Guidelines for Adding Packages to an Advanced UI or Suite/Advanced UI Project

InstallShield 2019

Project • This information applies to the following project types:

Advanced UI
Suite/Advanced UI

Edition • The Advanced UI project type is available in the Professional edition of InstallShield. The Suite/Advanced UI project type is available in the Premier edition of InstallShield. For information about the differences between these two project types, see Advanced UI Projects vs. Suite/Advanced UI Projects.

File Format Recommendations

The recommended file format for a package in an Advanced UI or Suite/Advanced UI project is one that does not include a bootstrap application or setup launcher (Setup.exe). The following package types are recommended for Advanced UI and Suite/Advanced UI projects:

.msi package
.msp patch
InstallScript package—The package must be an uncompressed InstallScript installation that is built in InstallShield 2012 Spring or later.

To learn more about use of these types of packages in an Advanced UI or Suite/Advanced UI project, see the following:

Adding an .msi Package, an .msp Patch, or a Transaction to an Advanced UI or Suite/Advanced UI Project
Adding an InstallScript Package to an Advanced UI or Suite/Advanced UI Project

Suite/Advanced UI installations also have support for deploying Web Deploy packages (.zip) to IIS Web servers and the cloud. For more details, see Adding a Web Deploy Package to a Suite/Advanced UI Project.

In addition, InstallShield includes support for adding sideloading Windows App packages (.appx) to Suite/Advanced UI projects. Sideloading an app is the process of installing an app without obtaining it through the Windows Store. For more information, see Adding a Sideloading Windows App Package (.appx) to a Suite/Advanced UI Project. Because Windows App packages are supported in limited scenarios, these packages are typically used in concert with a more common installation format, such as an .msi package.

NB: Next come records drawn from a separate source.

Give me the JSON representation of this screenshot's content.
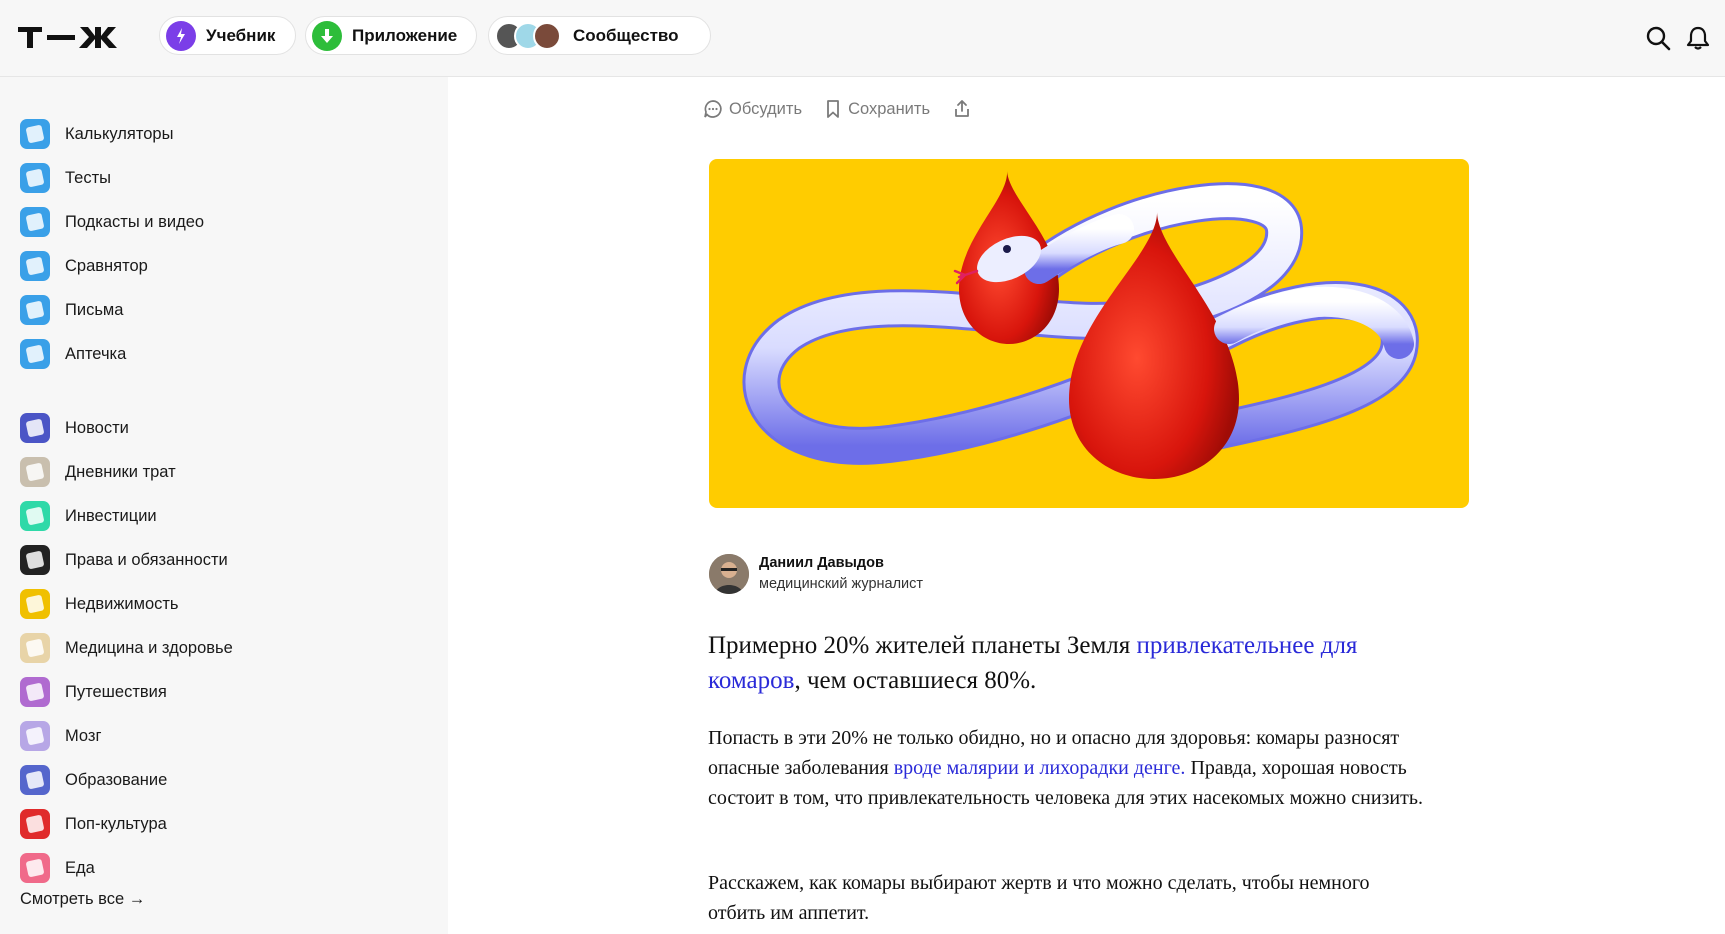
{
  "header": {
    "logo_text": "Т—Ж",
    "pills": {
      "textbook": "Учебник",
      "app": "Приложение",
      "community": "Сообщество"
    },
    "icons": [
      "search-icon",
      "bell-icon"
    ]
  },
  "sidebar": {
    "items": [
      {
        "label": "Калькуляторы",
        "icon": "calculator-icon",
        "color": "#3aa0e8"
      },
      {
        "label": "Тесты",
        "icon": "gamepad-icon",
        "color": "#3aa0e8"
      },
      {
        "label": "Подкасты и видео",
        "icon": "play-icon",
        "color": "#3aa0e8"
      },
      {
        "label": "Сравнятор",
        "icon": "compare-icon",
        "color": "#3aa0e8"
      },
      {
        "label": "Письма",
        "icon": "letter-icon",
        "color": "#3aa0e8"
      },
      {
        "label": "Аптечка",
        "icon": "first-aid-icon",
        "color": "#3aa0e8"
      },
      {
        "label": "Новости",
        "icon": "news-icon",
        "color": "#4b55c6"
      },
      {
        "label": "Дневники трат",
        "icon": "diary-icon",
        "color": "#c9bfae"
      },
      {
        "label": "Инвестиции",
        "icon": "investment-icon",
        "color": "#2fd9a8"
      },
      {
        "label": "Права и обязанности",
        "icon": "gavel-icon",
        "color": "#222222"
      },
      {
        "label": "Недвижимость",
        "icon": "house-icon",
        "color": "#f0c000"
      },
      {
        "label": "Медицина и здоровье",
        "icon": "bandage-icon",
        "color": "#e8d4a8"
      },
      {
        "label": "Путешествия",
        "icon": "suitcase-icon",
        "color": "#b06bd0"
      },
      {
        "label": "Мозг",
        "icon": "brain-icon",
        "color": "#b7a7e6"
      },
      {
        "label": "Образование",
        "icon": "pencil-icon",
        "color": "#5566cc"
      },
      {
        "label": "Поп-культура",
        "icon": "hand-icon",
        "color": "#e02b2b"
      },
      {
        "label": "Еда",
        "icon": "food-icon",
        "color": "#f06a8a"
      }
    ],
    "see_all": "Смотреть все →"
  },
  "toolbar": {
    "discuss": "Обсудить",
    "save": "Сохранить"
  },
  "author": {
    "name": "Даниил Давыдов",
    "role": "медицинский журналист"
  },
  "article": {
    "lead_before": "Примерно 20% жителей планеты Земля ",
    "lead_link": "привлекательнее для комаров",
    "lead_after": ", чем оставшиеся 80%.",
    "p1_before": "Попасть в эти 20% не только обидно, но и опасно для здоровья: комары разносят опасные заболевания ",
    "p1_link": "вроде малярии и лихорадки денге.",
    "p1_after": " Правда, хорошая новость состоит в том, что привлекательность человека для этих насекомых можно снизить.",
    "p2": "Расскажем, как комары выбирают жертв и что можно сделать, чтобы немного отбить им аппетит."
  },
  "colors": {
    "accent_link": "#2a2ad8",
    "hero_bg": "#ffcc00",
    "blood": "#e01a10"
  }
}
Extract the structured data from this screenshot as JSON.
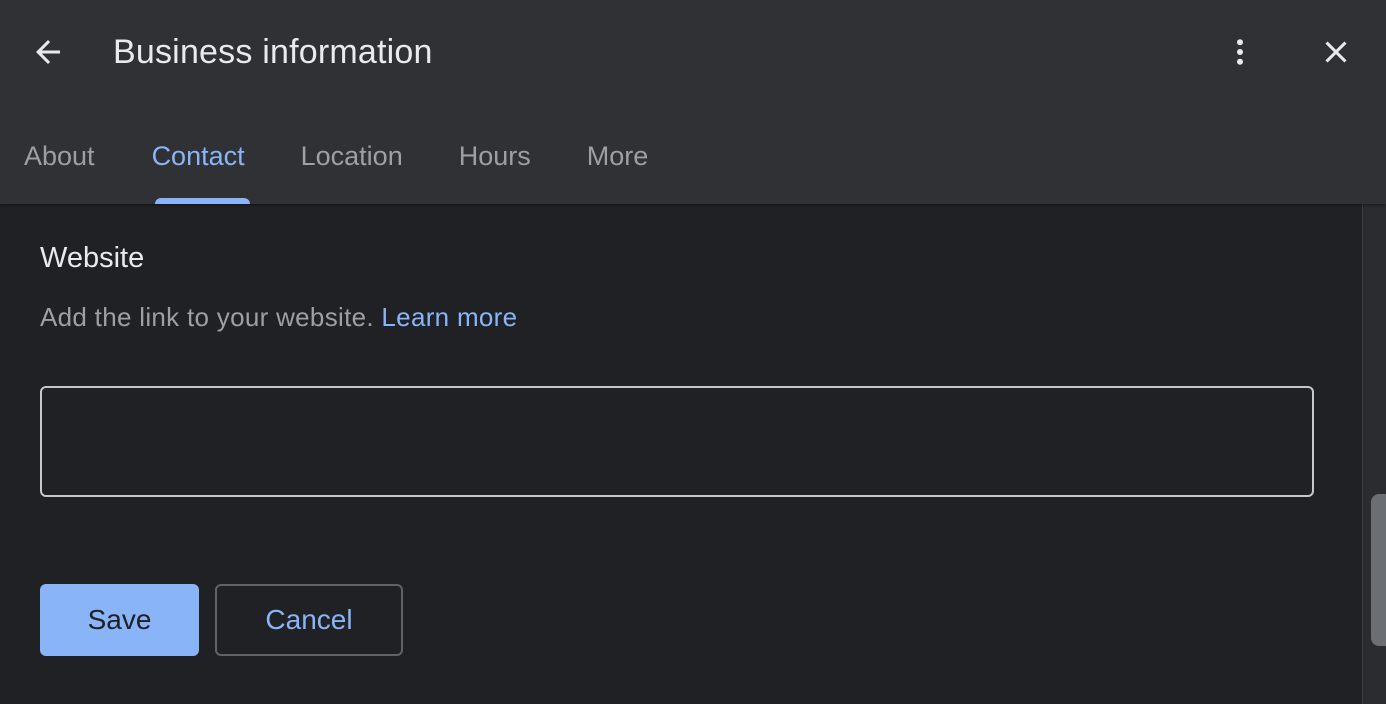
{
  "header": {
    "title": "Business information",
    "back_icon": "arrow-left-icon",
    "more_icon": "more-vertical-icon",
    "close_icon": "close-icon"
  },
  "tabs": [
    {
      "label": "About",
      "active": false
    },
    {
      "label": "Contact",
      "active": true
    },
    {
      "label": "Location",
      "active": false
    },
    {
      "label": "Hours",
      "active": false
    },
    {
      "label": "More",
      "active": false
    }
  ],
  "website": {
    "title": "Website",
    "description": "Add the link to your website.",
    "learn_more": "Learn more",
    "input_value": "",
    "input_placeholder": ""
  },
  "actions": {
    "save_label": "Save",
    "cancel_label": "Cancel"
  },
  "colors": {
    "accent": "#8ab4f8",
    "header_bg": "#303134",
    "content_bg": "#202124",
    "text_primary": "#e8eaed",
    "text_secondary": "#9aa0a6"
  }
}
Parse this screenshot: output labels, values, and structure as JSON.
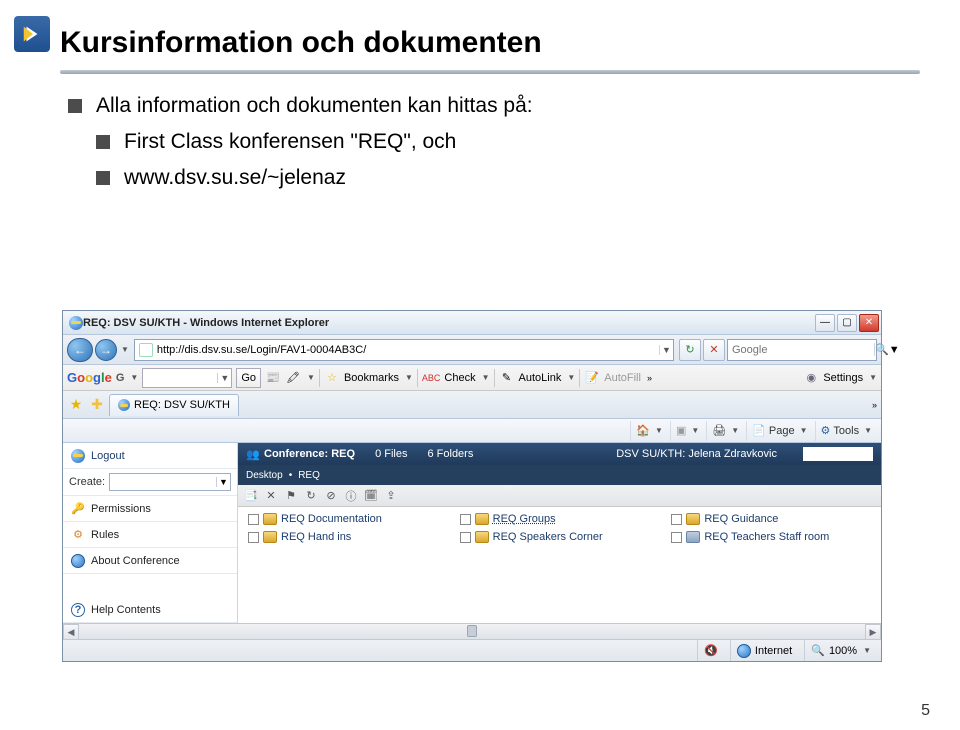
{
  "slide": {
    "title": "Kursinformation och dokumenten",
    "bullet1": "Alla information och dokumenten kan hittas på:",
    "sub1": "First Class konferensen \"REQ\", och",
    "sub2": "www.dsv.su.se/~jelenaz",
    "pagenum": "5"
  },
  "browser": {
    "window_title": "REQ: DSV SU/KTH - Windows Internet Explorer",
    "url": "http://dis.dsv.su.se/Login/FAV1-0004AB3C/",
    "search_placeholder": "Google",
    "google_go": "Go",
    "google_bookmarks": "Bookmarks",
    "google_check": "Check",
    "google_autolink": "AutoLink",
    "google_autofill": "AutoFill",
    "google_settings": "Settings",
    "tab_title": "REQ: DSV SU/KTH",
    "tool_page": "Page",
    "tool_tools": "Tools",
    "conf_label": "Conference: REQ",
    "conf_files": "0 Files",
    "conf_folders": "6 Folders",
    "conf_user": "DSV SU/KTH: Jelena Zdravkovic",
    "conf_sub1": "Desktop",
    "conf_sub2": "REQ",
    "left": {
      "logout": "Logout",
      "create": "Create:",
      "permissions": "Permissions",
      "rules": "Rules",
      "about": "About Conference",
      "help": "Help Contents"
    },
    "folders": {
      "f1": "REQ Documentation",
      "f2": "REQ Groups",
      "f3": "REQ Guidance",
      "f4": "REQ Hand ins",
      "f5": "REQ Speakers Corner",
      "f6": "REQ Teachers Staff room"
    },
    "status_internet": "Internet",
    "status_zoom": "100%"
  }
}
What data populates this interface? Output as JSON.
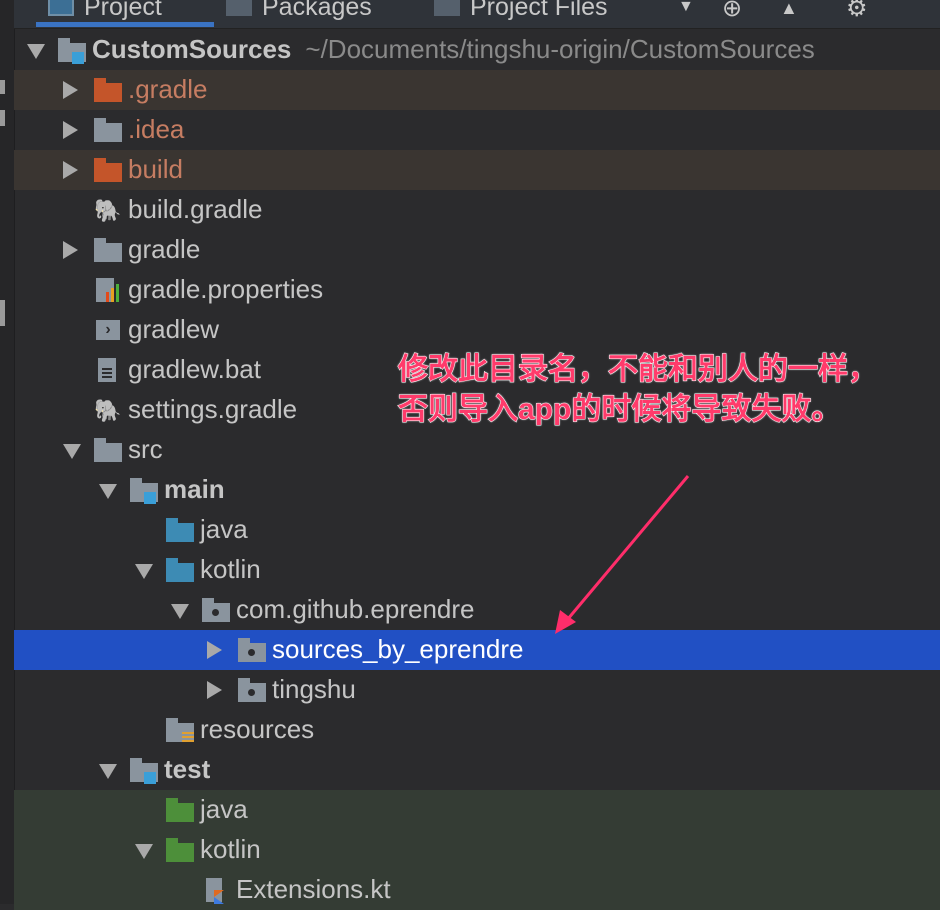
{
  "tabs": [
    {
      "label": "Project",
      "active": true
    },
    {
      "label": "Packages"
    },
    {
      "label": "Project Files"
    }
  ],
  "toolbar_icons": [
    "dropdown-icon",
    "locate-icon",
    "collapse-icon",
    "gear-icon"
  ],
  "tree": [
    {
      "label": "CustomSources",
      "path": "~/Documents/tingshu-origin/CustomSources",
      "level": 0,
      "state": "e",
      "icon": "module",
      "bold": true
    },
    {
      "label": ".gradle",
      "level": 1,
      "state": "c",
      "icon": "folder-excluded",
      "color": "#c67d62",
      "bg": "#3a3531"
    },
    {
      "label": ".idea",
      "level": 1,
      "state": "c",
      "icon": "folder",
      "color": "#c67d62"
    },
    {
      "label": "build",
      "level": 1,
      "state": "c",
      "icon": "folder-excluded",
      "color": "#c67d62",
      "bg": "#3a3531"
    },
    {
      "label": "build.gradle",
      "level": 1,
      "icon": "gradle"
    },
    {
      "label": "gradle",
      "level": 1,
      "state": "c",
      "icon": "folder"
    },
    {
      "label": "gradle.properties",
      "level": 1,
      "icon": "properties"
    },
    {
      "label": "gradlew",
      "level": 1,
      "icon": "shell"
    },
    {
      "label": "gradlew.bat",
      "level": 1,
      "icon": "text-file"
    },
    {
      "label": "settings.gradle",
      "level": 1,
      "icon": "gradle"
    },
    {
      "label": "src",
      "level": 1,
      "state": "e",
      "icon": "folder"
    },
    {
      "label": "main",
      "level": 2,
      "state": "e",
      "icon": "module",
      "bold": true
    },
    {
      "label": "java",
      "level": 3,
      "icon": "folder-source"
    },
    {
      "label": "kotlin",
      "level": 3,
      "state": "e",
      "icon": "folder-source"
    },
    {
      "label": "com.github.eprendre",
      "level": 4,
      "state": "e",
      "icon": "package"
    },
    {
      "label": "sources_by_eprendre",
      "level": 5,
      "state": "c",
      "icon": "package",
      "selected": true
    },
    {
      "label": "tingshu",
      "level": 5,
      "state": "c",
      "icon": "package"
    },
    {
      "label": "resources",
      "level": 3,
      "icon": "folder-resources"
    },
    {
      "label": "test",
      "level": 2,
      "state": "e",
      "icon": "module",
      "bold": true
    },
    {
      "label": "java",
      "level": 3,
      "icon": "folder-test",
      "bg": "#343c34"
    },
    {
      "label": "kotlin",
      "level": 3,
      "state": "e",
      "icon": "folder-test",
      "bg": "#343c34"
    },
    {
      "label": "Extensions.kt",
      "level": 4,
      "icon": "kotlin-file",
      "bg": "#343c34"
    }
  ],
  "annotation": {
    "line1": "修改此目录名，不能和别人的一样，",
    "line2": "否则导入app的时候将导致失败。",
    "color": "#ff2d6a"
  },
  "colors": {
    "selected": "#2150c4",
    "text": "#c5c5c5"
  }
}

InstallShield also enables you to add executable packages (.exe) to a Suite/Advanced UI project. Examples include:

Setup launcher executable file that was built in InstallShield for a Windows Installer–based installation
Setup launcher executable file that was built in InstallShield for a Windows Installer–based patch
Setup launcher file for an InstallScript installation (This includes InstallScript installations that were built in InstallShield 2012 or earlier, as well as compressed InstallScript installations.)
Setup launcher executable file that was built in a tool other than InstallShield

The .msi, .msp, and InstallScript packages are preferred to the setup launcher executable file formats for various reasons:

The wizard interface of the Advanced UI and Suite/Advanced UI setup launcher can show the incremental progress of the recommended file formats as they are being run on target systems, but not of the executable packages.
When you add one of the recommended file formats as a package to an Advanced UI or Suite/Advanced UI project, InstallShield automatically adds an appropriate eligibility condition that prevents the Advanced UI or Suite/Advanced UI installation from allowing an earlier version of a package to install over a later version. If you add an executable package to your Suite/Advanced UI project, you must manually define an eligibility condition that prevents such downgrades.
If you add one of the recommended file formats as a package to an Advanced UI or Suite/Advanced UI project, you are not required to define for that package a detection condition that evaluates whether the package is already installed on target systems, since the Advanced UI or Suite/Advanced UI installation blocks this scenario from occurring. If you add an executable package to your Suite/Advanced UI project, you must manually define that sort of detection condition for the package.
The Advanced UI or Suite/Advanced UI setup launcher automatically suppresses the user interface of the recommended file formats, in favor of the wizard interface of the Advanced UI or Suite/Advanced UI installation. If your project includes an executable package, you must manually suppress its user interface and have the Advanced UI or Suite/Advanced UI installation launch it silently. Otherwise, at run time, the installation shows the Advanced UI or Suite/Advanced UI user interface and the separate user interface of the .exe package, presenting two disparate user interfaces.Adding an .msi Package, an .msp Patch, or a Transaction to an Advanced UI or Suite/Advanced UI Project

For more information, see Adding an Executable Package (.exe) to a Suite/Advanced UI Project.

Media Type Requirements

An Advanced UI or Suite/Advanced UI installation cannot install a package that spans multiple disks (for example, CDs or DVDs). It also cannot install a multiple-disk package from a fixed disk such as a network. Therefore, any package (.msi package, .msp package, InstallScript package, .exe package, Web Deploy package, or Windows App package (.appx) that you include in an Advanced UI or Suite/Advanced UI project must be a single-disk removable media type, a network image media type, or a Web media type.